Diversity and Inclusion

Wendell Hudson

Wendell HudsonIn 1963, Gov. George Wallace delivered the infamous Stand in the Schoolhouse Door speech in an attempt to prohibit African American students from registering for classes at the University of Alabama. A few short years later, in 1969, Wendell Hudson became the first black student athlete to attend the university on scholarship.

Even after black students began attending classes at Alabama, it was still years before other parts of the university were integrated.

“Every day there was a reason for me to quit,” Hudson said in the video documentary "Stepping Through: A look at the past 50 years of desegregation at the University of Alabama." “Every day my freshman year here, every day there was a reason for me not to be successful and give up and to let that defeat me.

"And when I talk to young people, like, that’s no excuse, because, you know, everybody’s going to have a story, not going to be perfect, and it’s going to be a long way from always you’re going to be treated right, but that’s still no excuse to not try your best.”

Hudson went on to earn SEC player-of-the-year honors in 1973 after leading both Alabama and the conference in scoring and ranking second in rebounding in 1972.

A member of the Alabama Sports Hall of Fame, the Birmingham native was a second-round draft pick by the NBA’s Chicago Bulls. He also spent time playing for the Memphis Tams of the American Basketball Association.

Wendell Hudson
Photo credit: AL.com/Vasha Hunt

Hudson went on to become a veteran basketball coach of both men's and women’s teams, including seven seasons in the SEC. His career began at Alabama as an assistant to C.M. Newton from 1974-79. He then moved on to North Alabama as assistant coach.

Hudson’s other coaching stops have included Rice, Mississippi, and Baylor before turning to athletic administration at McLennan Community College in Waco, Texas, in 1986.

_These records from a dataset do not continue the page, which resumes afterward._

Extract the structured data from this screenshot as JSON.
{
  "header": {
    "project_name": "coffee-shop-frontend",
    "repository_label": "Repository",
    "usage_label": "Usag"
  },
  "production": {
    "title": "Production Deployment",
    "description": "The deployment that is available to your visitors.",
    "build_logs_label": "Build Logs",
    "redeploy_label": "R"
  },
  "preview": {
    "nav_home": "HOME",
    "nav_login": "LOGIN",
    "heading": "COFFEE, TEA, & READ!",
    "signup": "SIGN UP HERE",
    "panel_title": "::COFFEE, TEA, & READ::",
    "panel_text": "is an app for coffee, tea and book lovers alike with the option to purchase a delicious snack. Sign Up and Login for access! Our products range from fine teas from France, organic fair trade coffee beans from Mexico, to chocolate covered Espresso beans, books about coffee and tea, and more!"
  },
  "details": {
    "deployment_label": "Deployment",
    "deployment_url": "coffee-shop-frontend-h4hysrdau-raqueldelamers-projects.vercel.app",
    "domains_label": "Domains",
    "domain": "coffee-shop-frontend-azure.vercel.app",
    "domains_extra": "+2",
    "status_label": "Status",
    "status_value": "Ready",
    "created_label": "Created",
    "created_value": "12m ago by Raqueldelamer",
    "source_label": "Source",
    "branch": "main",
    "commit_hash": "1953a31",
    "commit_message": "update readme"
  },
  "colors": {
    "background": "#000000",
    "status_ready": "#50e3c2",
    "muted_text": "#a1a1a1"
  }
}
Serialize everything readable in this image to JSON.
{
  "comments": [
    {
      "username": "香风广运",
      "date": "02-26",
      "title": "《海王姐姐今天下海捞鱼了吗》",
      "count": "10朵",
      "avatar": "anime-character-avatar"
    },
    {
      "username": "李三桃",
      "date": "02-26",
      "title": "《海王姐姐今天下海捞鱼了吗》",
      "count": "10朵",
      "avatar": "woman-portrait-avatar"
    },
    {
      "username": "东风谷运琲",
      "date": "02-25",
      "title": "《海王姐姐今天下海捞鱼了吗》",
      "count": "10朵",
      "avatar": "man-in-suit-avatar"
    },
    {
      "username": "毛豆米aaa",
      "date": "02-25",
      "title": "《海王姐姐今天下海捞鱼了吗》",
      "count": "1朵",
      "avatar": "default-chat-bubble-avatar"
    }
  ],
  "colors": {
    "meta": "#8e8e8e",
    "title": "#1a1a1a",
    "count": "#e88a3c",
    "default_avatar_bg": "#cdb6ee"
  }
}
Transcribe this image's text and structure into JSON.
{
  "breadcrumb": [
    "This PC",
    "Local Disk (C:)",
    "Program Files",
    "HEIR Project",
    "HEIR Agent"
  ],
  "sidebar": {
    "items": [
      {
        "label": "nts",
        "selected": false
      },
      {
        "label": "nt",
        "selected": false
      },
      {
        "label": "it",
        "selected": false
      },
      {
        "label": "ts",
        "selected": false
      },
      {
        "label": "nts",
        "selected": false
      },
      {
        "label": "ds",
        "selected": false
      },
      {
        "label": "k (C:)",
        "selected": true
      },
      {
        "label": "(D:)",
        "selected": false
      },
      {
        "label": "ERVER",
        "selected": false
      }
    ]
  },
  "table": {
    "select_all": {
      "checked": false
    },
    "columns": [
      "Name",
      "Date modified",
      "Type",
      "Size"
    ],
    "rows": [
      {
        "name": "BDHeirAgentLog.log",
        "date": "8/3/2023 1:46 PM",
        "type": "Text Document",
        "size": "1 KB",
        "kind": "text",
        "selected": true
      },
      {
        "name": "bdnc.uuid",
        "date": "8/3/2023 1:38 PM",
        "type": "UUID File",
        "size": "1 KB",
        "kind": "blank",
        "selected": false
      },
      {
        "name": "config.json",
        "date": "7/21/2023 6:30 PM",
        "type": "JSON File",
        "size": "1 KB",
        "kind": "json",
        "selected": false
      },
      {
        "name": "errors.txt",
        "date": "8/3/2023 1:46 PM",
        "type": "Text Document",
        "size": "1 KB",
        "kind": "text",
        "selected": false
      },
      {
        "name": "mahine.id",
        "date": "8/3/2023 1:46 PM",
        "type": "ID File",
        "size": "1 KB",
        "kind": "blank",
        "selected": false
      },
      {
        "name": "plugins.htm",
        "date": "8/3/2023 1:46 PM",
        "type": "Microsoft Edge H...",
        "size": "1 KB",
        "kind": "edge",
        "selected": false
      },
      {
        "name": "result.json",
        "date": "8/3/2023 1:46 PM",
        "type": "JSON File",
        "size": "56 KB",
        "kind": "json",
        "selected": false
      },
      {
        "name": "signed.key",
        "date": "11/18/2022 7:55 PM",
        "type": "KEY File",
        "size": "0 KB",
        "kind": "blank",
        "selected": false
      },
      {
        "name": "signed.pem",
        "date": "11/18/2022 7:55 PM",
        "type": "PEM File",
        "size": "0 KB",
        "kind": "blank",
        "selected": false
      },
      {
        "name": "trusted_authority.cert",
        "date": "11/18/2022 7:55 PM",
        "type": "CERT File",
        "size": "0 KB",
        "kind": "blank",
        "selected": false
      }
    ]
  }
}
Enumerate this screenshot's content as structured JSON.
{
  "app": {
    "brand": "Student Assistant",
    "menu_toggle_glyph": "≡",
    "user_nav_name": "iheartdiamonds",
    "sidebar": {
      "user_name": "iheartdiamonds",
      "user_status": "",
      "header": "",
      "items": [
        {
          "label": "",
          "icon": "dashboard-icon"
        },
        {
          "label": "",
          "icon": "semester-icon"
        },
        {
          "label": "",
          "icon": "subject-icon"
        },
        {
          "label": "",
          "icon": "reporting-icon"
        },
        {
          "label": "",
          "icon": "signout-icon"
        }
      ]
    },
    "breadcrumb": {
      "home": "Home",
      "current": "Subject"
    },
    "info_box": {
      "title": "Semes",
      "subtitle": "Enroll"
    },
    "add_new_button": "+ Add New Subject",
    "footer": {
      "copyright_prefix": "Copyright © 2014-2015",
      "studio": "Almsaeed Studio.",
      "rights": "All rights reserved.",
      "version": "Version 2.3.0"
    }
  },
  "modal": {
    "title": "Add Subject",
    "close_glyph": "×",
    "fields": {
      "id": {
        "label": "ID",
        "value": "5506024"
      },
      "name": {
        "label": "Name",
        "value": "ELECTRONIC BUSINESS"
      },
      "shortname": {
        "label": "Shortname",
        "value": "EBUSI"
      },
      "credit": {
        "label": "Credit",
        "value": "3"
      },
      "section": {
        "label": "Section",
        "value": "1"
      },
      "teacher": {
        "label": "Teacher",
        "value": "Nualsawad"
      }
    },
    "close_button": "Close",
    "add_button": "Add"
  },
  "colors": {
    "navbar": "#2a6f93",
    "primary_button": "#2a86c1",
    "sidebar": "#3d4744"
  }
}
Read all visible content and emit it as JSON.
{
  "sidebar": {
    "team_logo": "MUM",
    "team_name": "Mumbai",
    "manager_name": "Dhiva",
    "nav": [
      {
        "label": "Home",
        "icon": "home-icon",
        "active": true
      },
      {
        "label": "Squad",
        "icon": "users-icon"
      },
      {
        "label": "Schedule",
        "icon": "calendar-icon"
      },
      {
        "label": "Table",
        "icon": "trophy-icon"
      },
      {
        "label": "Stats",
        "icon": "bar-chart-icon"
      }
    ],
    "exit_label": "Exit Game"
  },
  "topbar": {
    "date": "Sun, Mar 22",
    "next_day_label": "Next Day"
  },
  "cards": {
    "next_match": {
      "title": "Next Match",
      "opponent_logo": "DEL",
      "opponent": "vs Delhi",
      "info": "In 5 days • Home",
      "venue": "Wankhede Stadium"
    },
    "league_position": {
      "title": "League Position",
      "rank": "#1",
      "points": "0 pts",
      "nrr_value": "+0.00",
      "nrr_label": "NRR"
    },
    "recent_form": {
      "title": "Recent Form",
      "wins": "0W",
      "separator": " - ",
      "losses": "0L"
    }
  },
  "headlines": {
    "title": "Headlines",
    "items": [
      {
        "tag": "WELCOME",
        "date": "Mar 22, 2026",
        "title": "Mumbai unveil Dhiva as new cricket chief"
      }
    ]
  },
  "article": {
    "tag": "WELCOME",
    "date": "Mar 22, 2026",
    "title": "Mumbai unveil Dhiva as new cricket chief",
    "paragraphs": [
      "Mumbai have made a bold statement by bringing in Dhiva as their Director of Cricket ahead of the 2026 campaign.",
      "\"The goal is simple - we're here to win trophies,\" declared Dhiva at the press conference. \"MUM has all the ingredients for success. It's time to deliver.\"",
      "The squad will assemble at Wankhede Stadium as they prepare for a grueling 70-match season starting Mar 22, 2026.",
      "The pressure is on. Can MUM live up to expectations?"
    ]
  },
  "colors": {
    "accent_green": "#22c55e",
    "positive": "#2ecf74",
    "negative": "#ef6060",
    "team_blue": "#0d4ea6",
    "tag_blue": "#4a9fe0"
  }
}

While at McLennan, Hudson served four years as assistant athletic director before being named athletic director, a position he held for six years. He also served as the women’s basketball coach. In 2000, Hudson assumed head coaching duties for the men’s squad. In that same year, he was awarded the Paul W. Bryant Alumni Athlete Award, given annually to former athletes who have distinguished themselves in the areas of character, contributions to society, professional achievement, or service to fellow citizens.

Today, following five seasons as head coach of Alabama’s women’s basketball team, Hudson is a development officer with the Crimson Tide Foundation.